A compromise possibility is that the warp section and crew section each land separately under their own parachutes, perhaps also jettisoning the heavy second stage rocket motor to make things a little easier.
|Image credit: LCARS24, I think, if not J. Anderson.|
Since we have no idea how big Phoenix's warp core is, we don't know how much internal space it fills. But if we trust the fan diagram above, then the fuel tanks on the second stage rocket might be relatively tiny. You wouldn't get much delta-v out of that, pushing so much heavy warp drive section plus the cockpit section. But it might just be enough for a suicide burn on a vertical landing, or for a last-ditch emergency de-orbit burn. Does someone want to do the maths?
Remember that when the warp drive works, presumably exactly according to plan, it ends up out beyond Lunar orbit. If there isn't a warp trip back in the other direction, then the Phoenix would have had to take a slow sub-light drift back, something similar to the 3-day return trips that the Apollo Moon missions experienced. I'm not sure where they keep the life support (and snacks) for that scenario. But since Cochrane is back on Earth by nightfall the same day (the movie strongly implies), I think we have to assume that not only did it warp back closer to Earth, but it also landed (by whichever means) with great precision very close to Bozeman, so that Cochrane could get pissed with his (surviving) engineers just in time for the Vulcans.

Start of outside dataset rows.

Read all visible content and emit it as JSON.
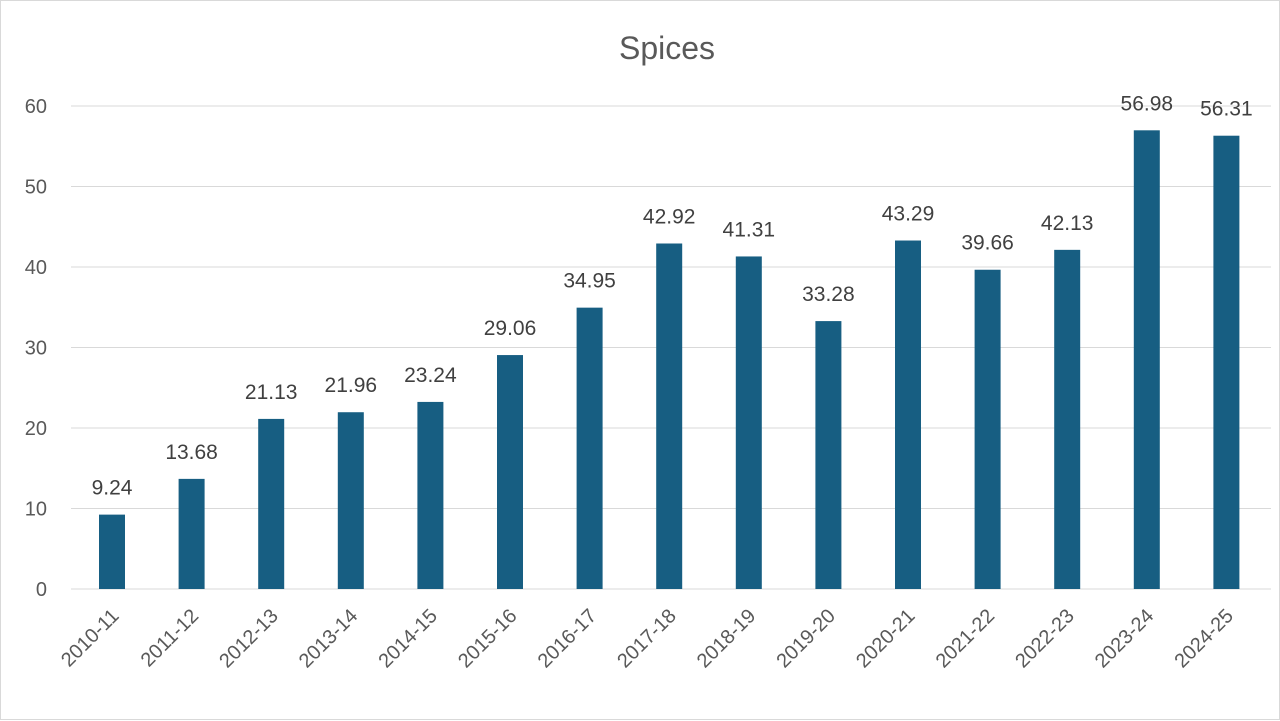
{
  "chart_data": {
    "type": "bar",
    "title": "Spices",
    "xlabel": "",
    "ylabel": "",
    "categories": [
      "2010-11",
      "2011-12",
      "2012-13",
      "2013-14",
      "2014-15",
      "2015-16",
      "2016-17",
      "2017-18",
      "2018-19",
      "2019-20",
      "2020-21",
      "2021-22",
      "2022-23",
      "2023-24",
      "2024-25"
    ],
    "values": [
      9.24,
      13.68,
      21.13,
      21.96,
      23.24,
      29.06,
      34.95,
      42.92,
      41.31,
      33.28,
      43.29,
      39.66,
      42.13,
      56.98,
      56.31
    ],
    "data_labels": [
      "9.24",
      "13.68",
      "21.13",
      "21.96",
      "23.24",
      "29.06",
      "34.95",
      "42.92",
      "41.31",
      "33.28",
      "43.29",
      "39.66",
      "42.13",
      "56.98",
      "56.31"
    ],
    "ylim": [
      0,
      60
    ],
    "yticks": [
      "0",
      "10",
      "20",
      "30",
      "40",
      "50",
      "60"
    ],
    "grid": true,
    "legend": "none",
    "bar_color": "#175e82"
  }
}
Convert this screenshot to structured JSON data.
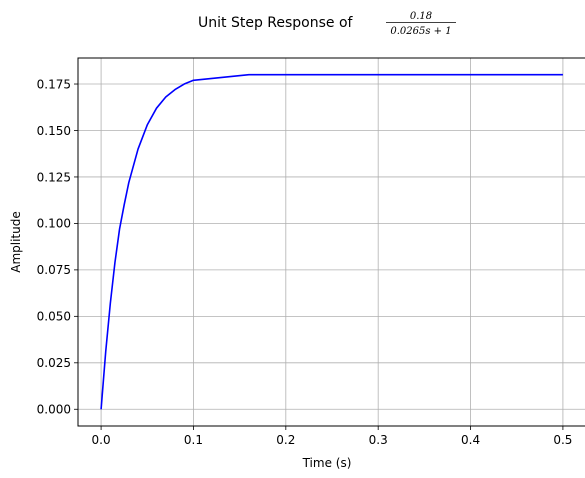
{
  "chart_data": {
    "type": "line",
    "title_prefix": "Unit Step Response of",
    "transfer_function": {
      "numerator": "0.18",
      "denominator": "0.0265s + 1"
    },
    "xlabel": "Time (s)",
    "ylabel": "Amplitude",
    "xlim": [
      -0.025,
      0.525
    ],
    "ylim": [
      -0.009,
      0.189
    ],
    "xticks": [
      0.0,
      0.1,
      0.2,
      0.3,
      0.4,
      0.5
    ],
    "xtick_labels": [
      "0.0",
      "0.1",
      "0.2",
      "0.3",
      "0.4",
      "0.5"
    ],
    "yticks": [
      0.0,
      0.025,
      0.05,
      0.075,
      0.1,
      0.125,
      0.15,
      0.175
    ],
    "ytick_labels": [
      "0.000",
      "0.025",
      "0.050",
      "0.075",
      "0.100",
      "0.125",
      "0.150",
      "0.175"
    ],
    "grid": true,
    "series": [
      {
        "color": "#0000ff",
        "x": [
          0.0,
          0.005,
          0.01,
          0.015,
          0.02,
          0.025,
          0.03,
          0.04,
          0.05,
          0.06,
          0.07,
          0.08,
          0.09,
          0.1,
          0.12,
          0.14,
          0.16,
          0.18,
          0.2,
          0.25,
          0.3,
          0.35,
          0.4,
          0.45,
          0.5
        ],
        "y": [
          0.0,
          0.031,
          0.057,
          0.079,
          0.097,
          0.11,
          0.122,
          0.14,
          0.153,
          0.162,
          0.168,
          0.172,
          0.175,
          0.177,
          0.178,
          0.179,
          0.18,
          0.18,
          0.18,
          0.18,
          0.18,
          0.18,
          0.18,
          0.18,
          0.18
        ]
      }
    ]
  }
}
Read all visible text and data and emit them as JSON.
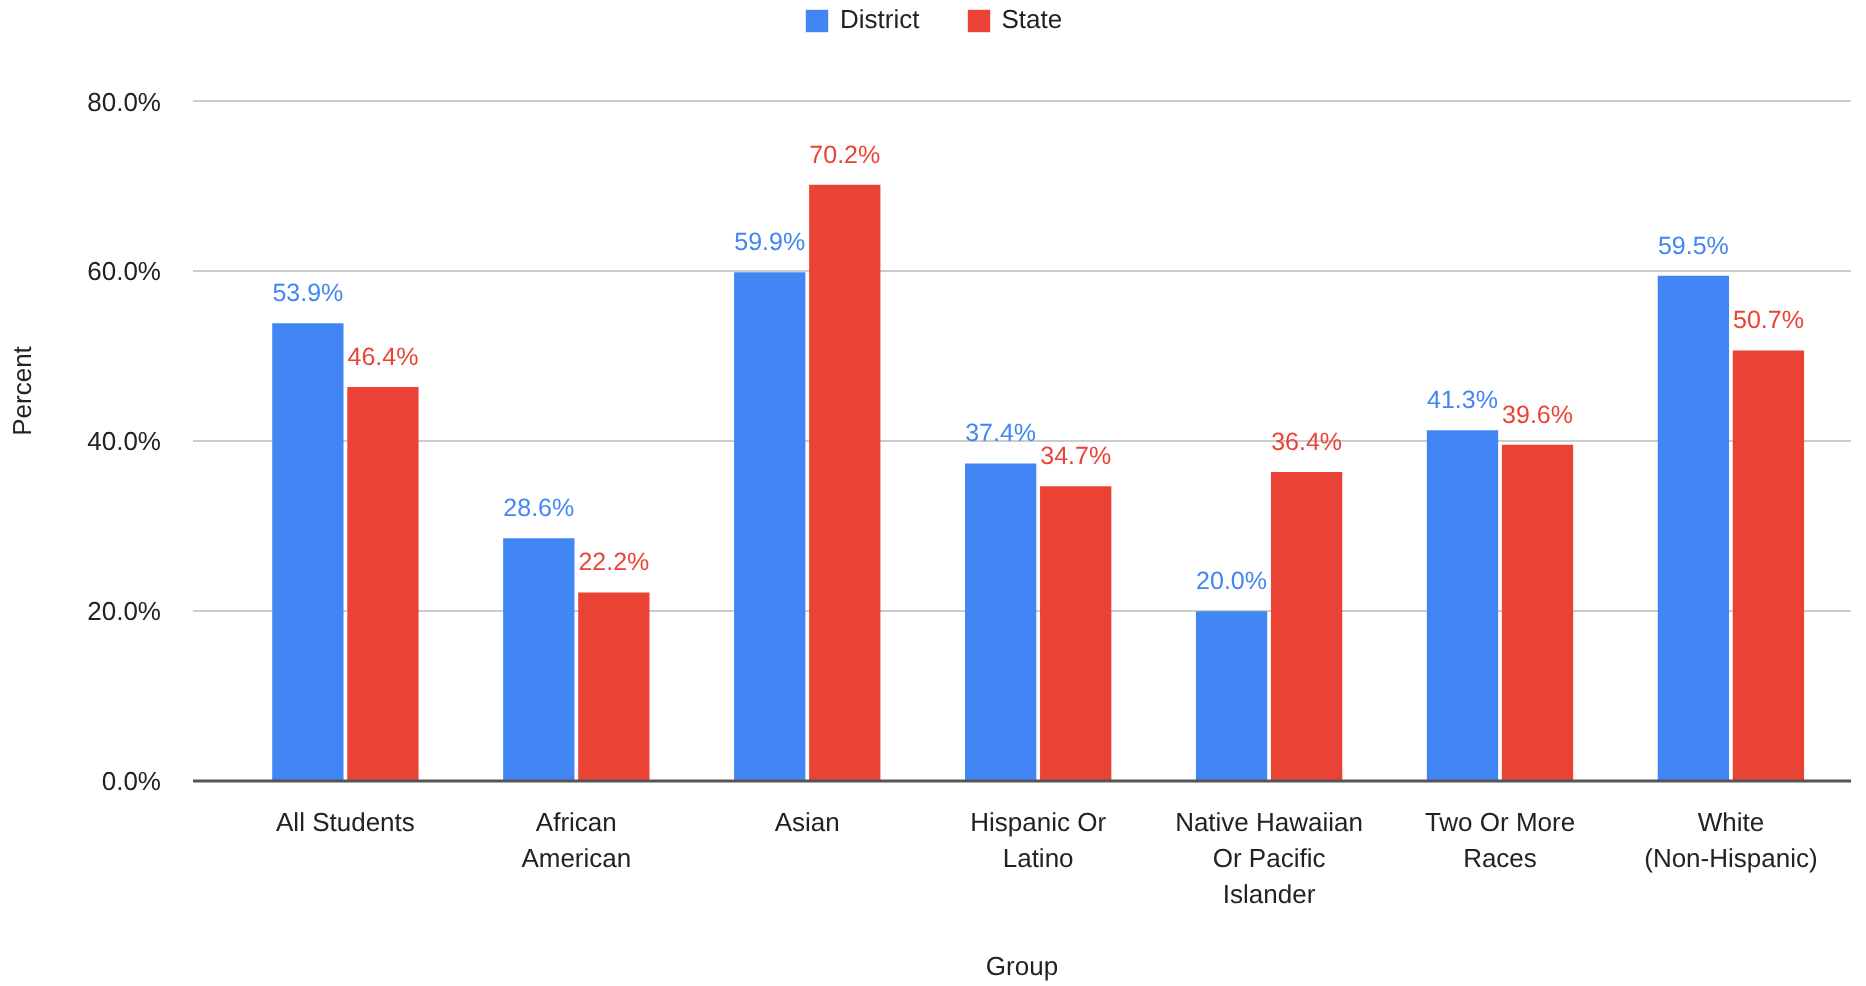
{
  "chart_data": {
    "type": "bar",
    "xlabel": "Group",
    "ylabel": "Percent",
    "categories": [
      "All Students",
      "African American",
      "Asian",
      "Hispanic Or Latino",
      "Native Hawaiian Or Pacific Islander",
      "Two Or More Races",
      "White (Non-Hispanic)"
    ],
    "series": [
      {
        "name": "District",
        "color": "#4285f4",
        "values": [
          53.9,
          28.6,
          59.9,
          37.4,
          20.0,
          41.3,
          59.5
        ],
        "value_labels": [
          "53.9%",
          "28.6%",
          "59.9%",
          "37.4%",
          "20.0%",
          "41.3%",
          "59.5%"
        ]
      },
      {
        "name": "State",
        "color": "#ea4335",
        "values": [
          46.4,
          22.2,
          70.2,
          34.7,
          36.4,
          39.6,
          50.7
        ],
        "value_labels": [
          "46.4%",
          "22.2%",
          "70.2%",
          "34.7%",
          "36.4%",
          "39.6%",
          "50.7%"
        ]
      }
    ],
    "ylim": [
      0,
      80
    ],
    "yticks": [
      {
        "value": 0,
        "label": "0.0%"
      },
      {
        "value": 20,
        "label": "20.0%"
      },
      {
        "value": 40,
        "label": "40.0%"
      },
      {
        "value": 60,
        "label": "60.0%"
      },
      {
        "value": 80,
        "label": "80.0%"
      }
    ],
    "grid": "y",
    "legend": "top"
  }
}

My last major thought about the flight of the Phoenix is how weird it is that it didn't fry all the spectators on the ground and set fire to at least some of their shacks. I don't know what the minimum safe distance from a Titan launch is, but I've got a hunch it's quite a lot more than the maybe 10 meters between the silo opening and the bar.
|He's dead, Jim.|
And I also suspect that NASA rules would usually prevent people from standing this close to even quite a small rocket.
Maybe I worry too much, but I've got a suspicion that Newton's laws and a powerful rocket exhaust would at least knock these people over and deafen them, if not actually roast them. Little wonder the camera pans away from them so quickly.